Accelerating TensorFlow 1.8 With TensorRT 4.0.1 Using The 18.06 Or 18.07 Container

These release notes are for accelerating TensorFlow 1.8 with TensorRT version 4.0.1 using either the TensorFlow TensorFlow 18.06 or TensorFlow 18.07 container. For specific details about TensorRT, see the TensorRT 4.0.1 Release Notes.

Key Features and Enhancements

This release includes the following key features and enhancements.
  • Added TensorRT 4.0 API support with extended layer support. This support includes the FullyConnected layer and BatchedMatMul op.

  • Resource management added, where memory allocation is uniformly managed by TensorFlow.

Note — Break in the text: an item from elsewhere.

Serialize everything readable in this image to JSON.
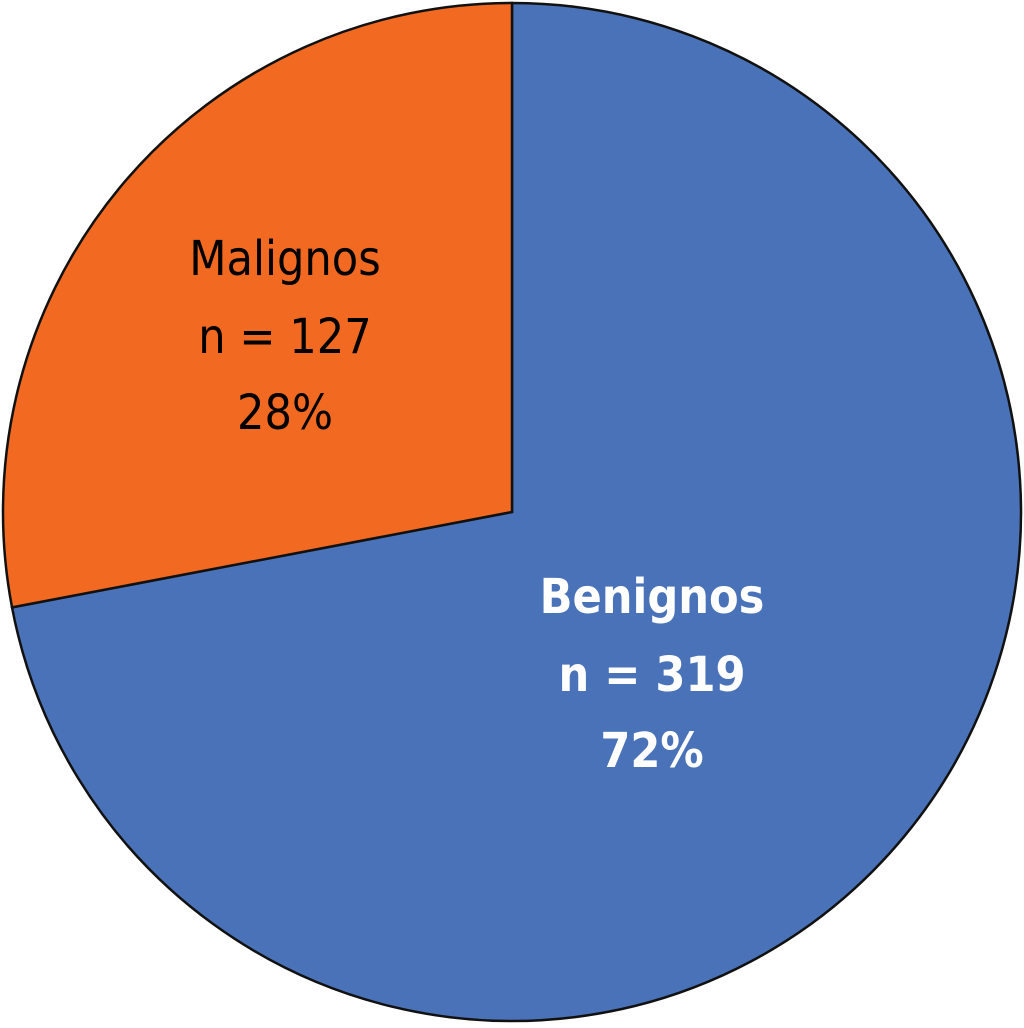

  • Bug fixes and better error handling in conversion.


Limitations Of Accelerating TensorFlow With TensorRT

There are some limitations you may experience after accelerating TensorFlow 1.8 with TensorRT 4.0.1, such as:
  • TensorRT conversion relies on static shape inference, where the frozen graph should provide explicit dimension on all ranks other than the first batch dimension.

  • Batchsize for converted TensorRT engines are fixed at conversion time. Inference can only run with batchsize smaller than the specified number.

  • Current supported models are limited to CNNs. Object detection models and RNNs are not yet supported.

Deprecated Features

In the 18.05 container, you need to create a TensorFlow session with the per_process_gpu_memory_fraction option. With the resource management fully integrated, you no longer need to reserve GPU memory from TensorFlow. Therefore, the option is not necessary for mixed TensorFlow-TensorRT (TF-TRT) model.

Known Issues

  • Input tensors are required to have rank 4 for quantization mode (INT8 precision).